Richard R. Renner joined the firm in May 2013 and became a Partner in October 2015. He has more than 30 years’ experience representing employees in a wide range of civil rights and whistleblower cases. He has particular experience in using litigation to advance the rights of employees, consumers and immigrants.
Mr. Renner is a 1978 graduate of the Massachusetts Institute of Technology, and a 1981 graduate of New York University Law School. While in law school, he volunteered to represent claimants through the Unemployment Action Center. As the principal of Tate & Renner in Dover, Ohio, he represented environmental whistleblowers, victims of wage theft, consumers and immigrants.
He served as Co-Chair of the Whistleblower Committee of the National Employment Lawyers Association (NELA), and twice won election to NELA’s Executive Board. He served as Legal Director of the National Whistleblowers Center.

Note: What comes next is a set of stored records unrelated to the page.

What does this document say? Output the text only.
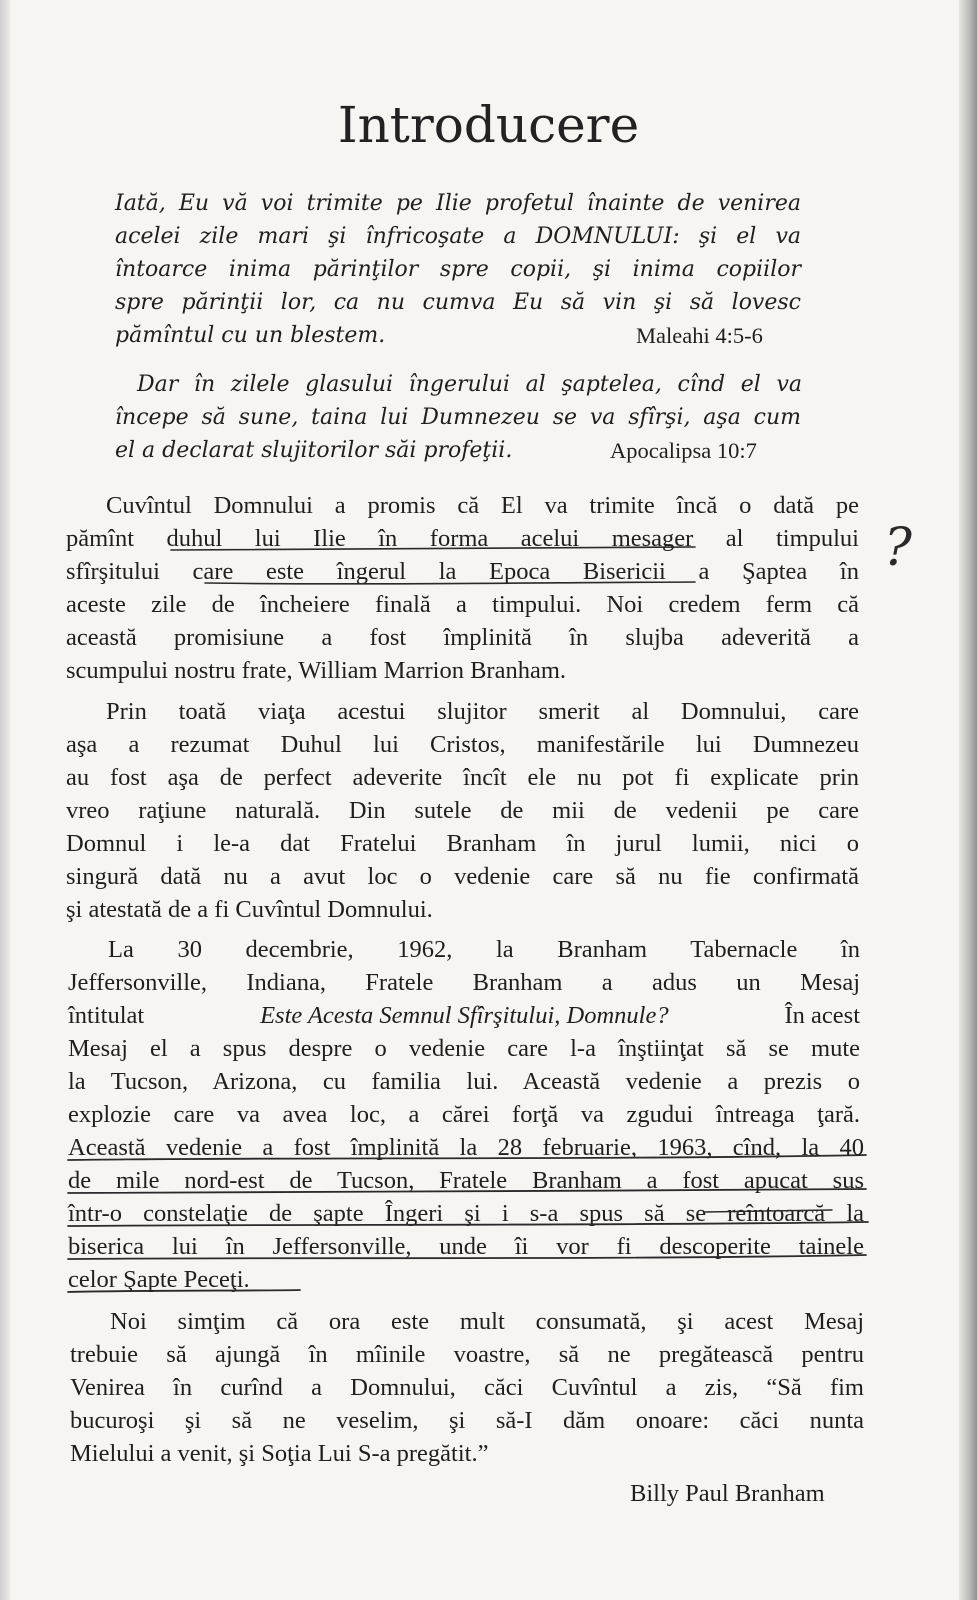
Introducere
Iată, Eu vă voi trimite pe Ilie profetul înainte de venirea
acelei zile mari şi înfricoşate a DOMNULUI: şi el va
întoarce inima părinţilor spre copii, şi inima copiilor
spre părinţii lor, ca nu cumva Eu să vin şi să lovesc
pămîntul cu un blestem.	Maleahi 4:5-6
Dar în zilele glasului îngerului al şaptelea, cînd el va
începe să sune, taina lui Dumnezeu se va sfîrşi, aşa cum
el a declarat slujitorilor săi profeţii.	Apocalipsa 10:7
Cuvîntul Domnului a promis că El va trimite încă o dată pe
pămînt duhul lui Ilie în forma acelui mesager al timpului
sfîrşitului care este îngerul la Epoca Bisericii a Şaptea în
aceste zile de încheiere finală a timpului. Noi credem ferm că
această promisiune a fost împlinită în slujba adeverită a
scumpului nostru frate, William Marrion Branham.
Prin toată viaţa acestui slujitor smerit al Domnului, care
aşa a rezumat Duhul lui Cristos, manifestările lui Dumnezeu
au fost aşa de perfect adeverite încît ele nu pot fi explicate prin
vreo raţiune naturală. Din sutele de mii de vedenii pe care
Domnul i le-a dat Fratelui Branham în jurul lumii, nici o
singură dată nu a avut loc o vedenie care să nu fie confirmată
şi atestată de a fi Cuvîntul Domnului.
La 30 decembrie, 1962, la Branham Tabernacle în
Jeffersonville, Indiana, Fratele Branham a adus un Mesaj
întitulat	Este Acesta Semnul Sfîrşitului, Domnule?	În acest
Mesaj el a spus despre o vedenie care l-a înştiinţat să se mute
la Tucson, Arizona, cu familia lui. Această vedenie a prezis o
explozie care va avea loc, a cărei forţă va zgudui întreaga ţară.
Această vedenie a fost împlinită la 28 februarie, 1963, cînd, la 40
de mile nord-est de Tucson, Fratele Branham a fost apucat sus
într-o constelaţie de şapte Îngeri şi i s-a spus să se reîntoarcă la
biserica lui în Jeffersonville, unde îi vor fi descoperite tainele
celor Şapte Peceţi.
Noi simţim că ora este mult consumată, şi acest Mesaj
trebuie să ajungă în mîinile voastre, să ne pregătească pentru
Venirea în curînd a Domnului, căci Cuvîntul a zis, “Să fim
bucuroşi şi să ne veselim, şi să-I dăm onoare: căci nunta
Mielului a venit, şi Soţia Lui S-a pregătit.”
Billy Paul Branham
?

Mr. Renner has undertaken advocacy with the U.S. Department of Labor, submitting numerous official regulatory comments on how the Department can improve its program to protect whistleblowers. He testified to the Department’s Whistleblower Protection Program Advisory Committee (WPAC) meetings in January, 2013, and March, 2014.

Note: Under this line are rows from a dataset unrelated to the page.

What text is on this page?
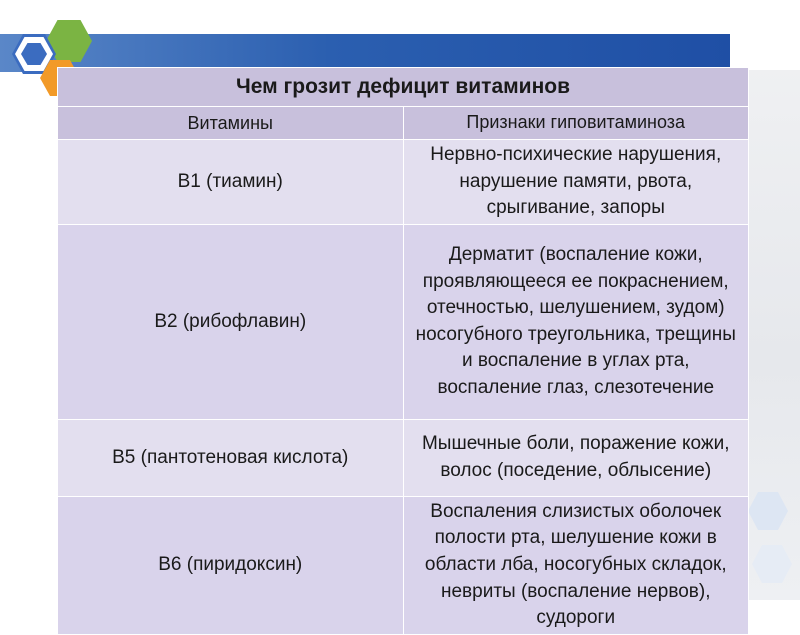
Чем грозит дефицит витаминов	
Витамины	Признаки гиповитаминоза
В1 (тиамин)	Нервно-психические нарушения, нарушение памяти, рвота, срыгивание, запоры
В2 (рибофлавин)	Дерматит (воспаление кожи, проявляющееся ее покраснением, отечностью, шелушением, зудом) носогубного треугольника, трещины и воспаление в углах рта, воспаление глаз, слезотечение
В5 (пантотеновая кислота)	Мышечные боли, поражение кожи, волос (поседение, облысение)
В6 (пиридоксин)	Воспаления слизистых оболочек полости рта, шелушение кожи в области лба, носогубных складок, невриты (воспаление нервов), судороги
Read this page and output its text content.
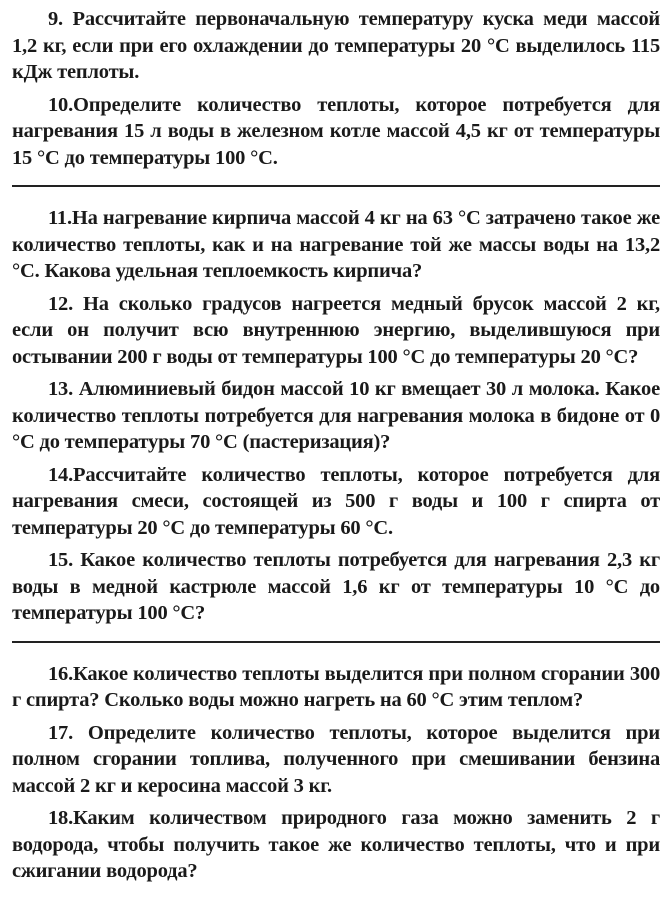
9. Рассчитайте первоначальную температуру куска меди массой 1,2 кг, если при его охлаждении до температуры 20 °С выделилось 115 кДж теплоты.

10.Определите количество теплоты, которое потребуется для нагревания 15 л воды в железном котле массой 4,5 кг от температуры 15 °С до температуры 100 °С.

11.На нагревание кирпича массой 4 кг на 63 °С затрачено такое же количество теплоты, как и на нагревание той же массы воды на 13,2 °С. Какова удельная теплоемкость кирпича?

12. На сколько градусов нагреется медный брусок массой 2 кг, если он получит всю внутреннюю энергию, выделившуюся при остывании 200 г воды от температуры 100 °С до температуры 20 °С?

13. Алюминиевый бидон массой 10 кг вмещает 30 л молока. Какое количество теплоты потребуется для нагревания молока в бидоне от 0 °С до температуры 70 °С (пастеризация)?

14.Рассчитайте количество теплоты, которое потребуется для нагревания смеси, состоящей из 500 г воды и 100 г спирта от температуры 20 °С до температуры 60 °С.

15. Какое количество теплоты потребуется для нагревания 2,3 кг воды в медной кастрюле массой 1,6 кг от температуры 10 °С до температуры 100 °С?

16.Какое количество теплоты выделится при полном сгорании 300 г спирта? Сколько воды можно нагреть на 60 °С этим теплом?

17. Определите количество теплоты, которое выделится при полном сгорании топлива, полученного при смешивании бензина массой 2 кг и керосина массой 3 кг.

18.Каким количеством природного газа можно заменить 2 г водорода, чтобы получить такое же количество теплоты, что и при сжигании водорода?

The Department acknowledged his comments as the impetus for improvements in the Department’s final regulations. He has written a series of amicus briefs addressing the scope of protection and procedural rights of corporate fraud whistleblowers under the Sarbanes-Oxley Act (SOX).
He co-wrote the only amicus brief asking the Supreme Court to accept the case of Lawson v. FMR LLC, 134 S. Ct. 1158 (2014). The Supreme Court accepted the case. Mr. Renner then co-wrote the amicus brief of the National Employment Lawyers Association and the Government Accountability Project on the merits. On March 4, 2014, the Supreme Court issued a landmark decision establishing that SOX protects the employees of the contractors of public companies.
Mr. Renner was the lead author of an amicus brief in Foster v. Univ. of Md.-Eastern Shore, 787 F. 3d 243 (4th Cir 2015). Filed on behalf of the Metropolitan Washington Employment Lawyers Association (MWELA), the brief successfully argued that traditional methods of proving retaliation still apply after the Supreme Court’s decision in University of Texas Southwestern Medical Center v. Nassar, 133 S.Ct. 2517 (2013).